Obviously this is a grave concern to teachers but this concern
is accentuated by the observation that they are not alone in
seeing these kinds of mistakes. For example the same teacher
mentioned above noted that he was "certain that the students
recognize these mistakes as they do the tests and it just makes
them even less motivated to do the tests and also try to do
well."
This is a sad condition, when the testers are being
legitimately doubted by those that they test. Academically and
educationally it is, then, apparent that UAN has been failing to
make the grade in certain areas. But there is also another manner
in which UAN must cause all parties to feel concern and
dissatisfaction and that, unfortunately, is a familiar one for
Indonesians and that is the notion of corruption. And perhaps
most sad of all is that this notion of corruption can be found in
the minds and thinking of Indonesian school students.
Recently a group of students that will be completing their
high school education this academic year spoke frankly about
their perceptions of UAN. "It's just no good," said one. Was this
just typical dislike of examinations? Perhaps not, because
another student took up the theme with, "Nobody accepts UAN as
being good.
If I want to go to a university in Singapore, they will just
ignore my UAN scores and insist that I do many other tests
instead." Clearly no positive sentiments here and this is most
sad because this same student is following a program that
evidently she has little or no faith in.
But laying aside these negative academic sentiments a moment,
what the next student said was disturbing for ethical reasons.

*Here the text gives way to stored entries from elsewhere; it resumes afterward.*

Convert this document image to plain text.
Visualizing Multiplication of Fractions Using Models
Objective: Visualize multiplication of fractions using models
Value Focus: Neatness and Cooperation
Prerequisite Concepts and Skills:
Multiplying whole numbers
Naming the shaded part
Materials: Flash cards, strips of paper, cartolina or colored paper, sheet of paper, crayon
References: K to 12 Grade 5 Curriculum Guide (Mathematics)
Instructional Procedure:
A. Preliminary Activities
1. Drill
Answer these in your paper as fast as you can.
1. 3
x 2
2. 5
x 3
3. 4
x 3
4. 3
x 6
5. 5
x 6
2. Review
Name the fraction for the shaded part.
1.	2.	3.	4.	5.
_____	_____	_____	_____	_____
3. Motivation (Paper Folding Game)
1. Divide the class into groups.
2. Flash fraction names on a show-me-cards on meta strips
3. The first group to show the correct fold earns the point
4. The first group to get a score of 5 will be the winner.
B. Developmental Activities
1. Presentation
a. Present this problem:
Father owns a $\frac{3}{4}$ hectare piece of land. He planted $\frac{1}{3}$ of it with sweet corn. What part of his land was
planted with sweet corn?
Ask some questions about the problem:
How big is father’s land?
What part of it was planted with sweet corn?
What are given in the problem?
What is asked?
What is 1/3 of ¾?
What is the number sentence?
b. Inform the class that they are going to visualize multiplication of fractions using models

She said, with hardly a flicker of embarrassment, that if you
were to do badly in the UAN there was always a way to improve
your scores. Probed to clarify exactly what she meant she openly
said, "Well, you know, you can just give someone some money and
your scores will get better."
What a predicament we would seem to be in, then. Not only do
these students have little faith in the program of study that
they must pursue but they are also already familiar with and
accepting of the notion that should their scores in anyway prove
disappointing there is a corrupt and deceitful manner in which
they could change the situation.
This is not to say that any of those students were expressing
any direct intention to corruptly influence their scores but it
does illustrate how they evidently felt and recognized the
weakness of the system in the sense that it could and can be
readily circumvented and thus undermined.
It is widely accepted that education in Indonesia is a
developing sector, this is entirely appropriate, as all education
systems should grow with the changing times. Evidently there have
been many problems and challenges to UAN and, gradually, it seems
likely that it will be removed.
There is talk that it will be replaced with a new centralized
system of testing. Others have suggested that schools should have
greater autonomy to produce and manage their own systems of
testing. Whether the future will bring a new central testing
device, or greater consent is given for independent school
testing, is in some respects a secondary argument.
What is absolutely essential is that there is consensus that
any new system is both educationally and academically and
ethically strong. There should be no, or at least far more
limited, scope for critics to complain that the system is not
targeting appropriately high standards.